В самом деле, если мы и примем свидетельство, что таких предпосылок не существует, то исходить оно будет никак не от слуха, потому что слух вовсе не способен ни к какому суждению о стихах и, поистине, наслаждается разве что стихотворным ритмом. Наш автор ведь и сам добавляет, что когда в стихотворении есть недостаток искусства, то нельзя убедительно хвалить и его мысли, – говорит он это против словесников, чтобы отмежеваться от тех, кто согласно полагают, что даже неискусное слово понятно опытному слуху и что поэтому можно хвалить и мысль.
Глупы также и дальнейшие его слова: «Зачем говорить то, что он сам скажет?» Во-первых, это не соответствует истине, а во-вторых, этим утверждается, будто природное различие, существующее между стихотворениями, распознаваемо простым слухом. Ибо к слуху здесь относится только то, что различному положению и порядку букв соответствуют различные звуки; а это никак нельзя назвать распознанием природных различий между стихотворениями. Если он ничего другого и не имел в виду, то он просто играл словами, не вкладывая в них ничего особенного. Если же [он действительно считал], что наслаждение от стиха получает именно слух, то как он мог после того рассуждать: «Стихотворение хорошо не тогда, когда оно приятно слуху, но тогда, когда оно сделано по законам мастерства; если отвлечься от остального, то именно по этим законам определяется произведение, склад которого будет приятен слуху, если же нет, – то непосредственно слухом; поэтому оценку следует отнести к мастерству, хоть мерилом ее и служит наслаждение»?

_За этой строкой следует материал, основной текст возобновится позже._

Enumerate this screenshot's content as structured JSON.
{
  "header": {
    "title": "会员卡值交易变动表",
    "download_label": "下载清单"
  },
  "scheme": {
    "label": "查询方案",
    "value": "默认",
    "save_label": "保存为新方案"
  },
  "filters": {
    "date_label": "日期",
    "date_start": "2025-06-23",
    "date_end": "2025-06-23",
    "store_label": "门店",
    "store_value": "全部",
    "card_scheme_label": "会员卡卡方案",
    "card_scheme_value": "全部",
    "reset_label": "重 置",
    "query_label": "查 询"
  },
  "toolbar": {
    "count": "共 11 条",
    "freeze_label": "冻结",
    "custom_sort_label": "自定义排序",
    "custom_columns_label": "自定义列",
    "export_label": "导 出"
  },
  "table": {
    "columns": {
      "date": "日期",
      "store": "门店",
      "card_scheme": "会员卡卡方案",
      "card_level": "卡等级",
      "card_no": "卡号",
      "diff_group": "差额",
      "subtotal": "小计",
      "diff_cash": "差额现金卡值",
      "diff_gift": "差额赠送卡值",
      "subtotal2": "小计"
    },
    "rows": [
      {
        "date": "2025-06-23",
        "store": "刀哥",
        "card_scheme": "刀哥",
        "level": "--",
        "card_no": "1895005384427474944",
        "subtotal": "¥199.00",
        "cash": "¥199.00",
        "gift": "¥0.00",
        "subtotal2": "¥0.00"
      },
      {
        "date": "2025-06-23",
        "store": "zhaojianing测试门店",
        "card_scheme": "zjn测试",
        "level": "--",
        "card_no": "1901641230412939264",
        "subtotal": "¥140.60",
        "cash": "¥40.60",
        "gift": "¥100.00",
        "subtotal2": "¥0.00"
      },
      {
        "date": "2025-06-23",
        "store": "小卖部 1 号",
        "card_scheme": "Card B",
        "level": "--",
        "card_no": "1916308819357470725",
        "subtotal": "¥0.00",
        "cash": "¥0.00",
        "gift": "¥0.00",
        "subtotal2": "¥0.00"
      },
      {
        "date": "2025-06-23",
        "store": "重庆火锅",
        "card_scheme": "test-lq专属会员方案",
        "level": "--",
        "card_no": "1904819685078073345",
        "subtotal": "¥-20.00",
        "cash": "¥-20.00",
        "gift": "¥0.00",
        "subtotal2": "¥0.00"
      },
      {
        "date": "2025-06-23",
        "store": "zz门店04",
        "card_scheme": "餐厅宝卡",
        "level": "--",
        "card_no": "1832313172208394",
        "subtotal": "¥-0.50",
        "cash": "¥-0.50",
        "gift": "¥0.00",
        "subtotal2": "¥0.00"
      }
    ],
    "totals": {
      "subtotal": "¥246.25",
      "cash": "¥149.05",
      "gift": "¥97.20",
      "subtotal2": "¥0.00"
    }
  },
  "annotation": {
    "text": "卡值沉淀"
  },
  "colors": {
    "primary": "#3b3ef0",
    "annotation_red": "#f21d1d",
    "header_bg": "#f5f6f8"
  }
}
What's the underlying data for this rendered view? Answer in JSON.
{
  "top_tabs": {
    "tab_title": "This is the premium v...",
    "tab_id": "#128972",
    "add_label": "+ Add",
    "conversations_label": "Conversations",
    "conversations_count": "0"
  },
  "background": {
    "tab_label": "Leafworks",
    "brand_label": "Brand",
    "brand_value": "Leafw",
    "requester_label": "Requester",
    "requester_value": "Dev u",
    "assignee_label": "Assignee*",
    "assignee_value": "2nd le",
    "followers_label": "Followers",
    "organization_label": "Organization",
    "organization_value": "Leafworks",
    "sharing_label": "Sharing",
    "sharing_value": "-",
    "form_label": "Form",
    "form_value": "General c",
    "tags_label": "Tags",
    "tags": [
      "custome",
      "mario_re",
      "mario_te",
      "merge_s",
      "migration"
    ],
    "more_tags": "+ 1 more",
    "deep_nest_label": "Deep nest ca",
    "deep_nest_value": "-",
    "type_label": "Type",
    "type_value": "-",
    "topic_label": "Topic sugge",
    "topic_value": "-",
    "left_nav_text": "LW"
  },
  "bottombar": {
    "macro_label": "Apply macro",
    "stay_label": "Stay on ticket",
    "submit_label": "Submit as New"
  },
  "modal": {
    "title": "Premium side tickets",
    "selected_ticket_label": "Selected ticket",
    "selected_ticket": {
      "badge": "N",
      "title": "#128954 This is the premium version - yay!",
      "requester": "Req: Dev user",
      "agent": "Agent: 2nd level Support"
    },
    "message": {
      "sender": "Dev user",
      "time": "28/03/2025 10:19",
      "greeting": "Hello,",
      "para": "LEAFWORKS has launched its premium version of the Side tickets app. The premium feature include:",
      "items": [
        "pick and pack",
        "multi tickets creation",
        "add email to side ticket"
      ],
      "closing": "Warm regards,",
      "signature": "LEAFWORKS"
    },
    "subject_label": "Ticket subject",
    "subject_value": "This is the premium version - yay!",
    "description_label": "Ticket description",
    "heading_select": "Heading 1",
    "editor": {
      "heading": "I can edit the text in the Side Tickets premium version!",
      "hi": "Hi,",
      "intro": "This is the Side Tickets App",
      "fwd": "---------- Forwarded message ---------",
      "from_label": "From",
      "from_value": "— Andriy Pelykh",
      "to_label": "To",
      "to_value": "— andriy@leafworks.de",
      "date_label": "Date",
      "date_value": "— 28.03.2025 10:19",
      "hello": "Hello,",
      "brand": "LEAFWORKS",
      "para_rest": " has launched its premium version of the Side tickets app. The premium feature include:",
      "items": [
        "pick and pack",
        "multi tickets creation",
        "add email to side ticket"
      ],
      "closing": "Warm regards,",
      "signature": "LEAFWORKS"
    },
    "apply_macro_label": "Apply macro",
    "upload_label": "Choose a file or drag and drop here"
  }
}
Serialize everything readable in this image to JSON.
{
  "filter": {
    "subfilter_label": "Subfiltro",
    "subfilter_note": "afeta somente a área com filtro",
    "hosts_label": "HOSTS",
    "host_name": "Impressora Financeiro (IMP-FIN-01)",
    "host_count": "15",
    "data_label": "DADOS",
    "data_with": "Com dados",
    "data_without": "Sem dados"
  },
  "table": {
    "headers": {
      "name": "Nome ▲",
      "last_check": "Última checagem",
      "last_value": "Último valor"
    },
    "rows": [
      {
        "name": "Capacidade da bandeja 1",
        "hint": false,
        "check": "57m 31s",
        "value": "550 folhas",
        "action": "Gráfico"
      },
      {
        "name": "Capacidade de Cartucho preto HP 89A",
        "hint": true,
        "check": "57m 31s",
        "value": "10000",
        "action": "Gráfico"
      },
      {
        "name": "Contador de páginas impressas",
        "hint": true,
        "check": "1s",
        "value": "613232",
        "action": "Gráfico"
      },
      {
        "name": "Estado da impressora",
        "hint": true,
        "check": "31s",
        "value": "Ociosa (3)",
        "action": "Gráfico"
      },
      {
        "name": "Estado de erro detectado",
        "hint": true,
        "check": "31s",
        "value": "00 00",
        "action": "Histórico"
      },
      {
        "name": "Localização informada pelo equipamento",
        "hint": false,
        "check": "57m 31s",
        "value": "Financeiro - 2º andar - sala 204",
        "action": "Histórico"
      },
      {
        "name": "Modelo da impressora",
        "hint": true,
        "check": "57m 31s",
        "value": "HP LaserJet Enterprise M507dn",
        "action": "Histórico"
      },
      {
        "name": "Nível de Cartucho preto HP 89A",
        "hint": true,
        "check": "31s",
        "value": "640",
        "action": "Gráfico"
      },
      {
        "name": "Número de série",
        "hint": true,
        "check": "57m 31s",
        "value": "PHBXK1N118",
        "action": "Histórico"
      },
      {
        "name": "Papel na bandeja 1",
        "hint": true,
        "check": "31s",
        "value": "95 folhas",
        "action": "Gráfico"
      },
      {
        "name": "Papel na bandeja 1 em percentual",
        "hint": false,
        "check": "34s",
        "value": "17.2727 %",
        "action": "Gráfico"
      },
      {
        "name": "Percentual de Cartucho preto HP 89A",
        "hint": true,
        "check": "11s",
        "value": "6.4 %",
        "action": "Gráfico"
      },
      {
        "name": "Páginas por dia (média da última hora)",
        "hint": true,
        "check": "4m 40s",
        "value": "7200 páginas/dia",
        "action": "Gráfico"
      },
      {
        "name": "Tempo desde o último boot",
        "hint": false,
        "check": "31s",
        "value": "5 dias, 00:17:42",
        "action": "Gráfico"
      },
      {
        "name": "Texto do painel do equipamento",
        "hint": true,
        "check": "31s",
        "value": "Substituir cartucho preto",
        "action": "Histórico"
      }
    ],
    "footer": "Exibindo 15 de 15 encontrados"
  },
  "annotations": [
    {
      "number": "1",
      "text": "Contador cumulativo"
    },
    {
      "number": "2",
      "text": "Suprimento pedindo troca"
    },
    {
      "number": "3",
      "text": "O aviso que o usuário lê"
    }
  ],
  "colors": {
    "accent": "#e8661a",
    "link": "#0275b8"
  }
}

А уж отрицать множественность предпосылок и говорить, будто поэтому многое в поэтике должно расцениваться применительно к одной только предпосылке, – это вовсе натянуто и неразумно. И учение, будто в стихах надо разбирать не то, что приятно чувству, и даже не мысли, но какие-то логические умозрения, существующие от природы, и разбирать их посредством чувств и не без помощи понятий, хоть это и не понятия, – это учение тупо, мелочно и ложно, поскольку еще вовсе не решено, что эти логические умозрения присущи произведениям от природы. Или закономерно то, что слова воспринимаются мыслью посредством слуха, или истинно то, что в стихотворстве следует оценивать понятия и даже одобряя склад, не отрывать его от подосновы.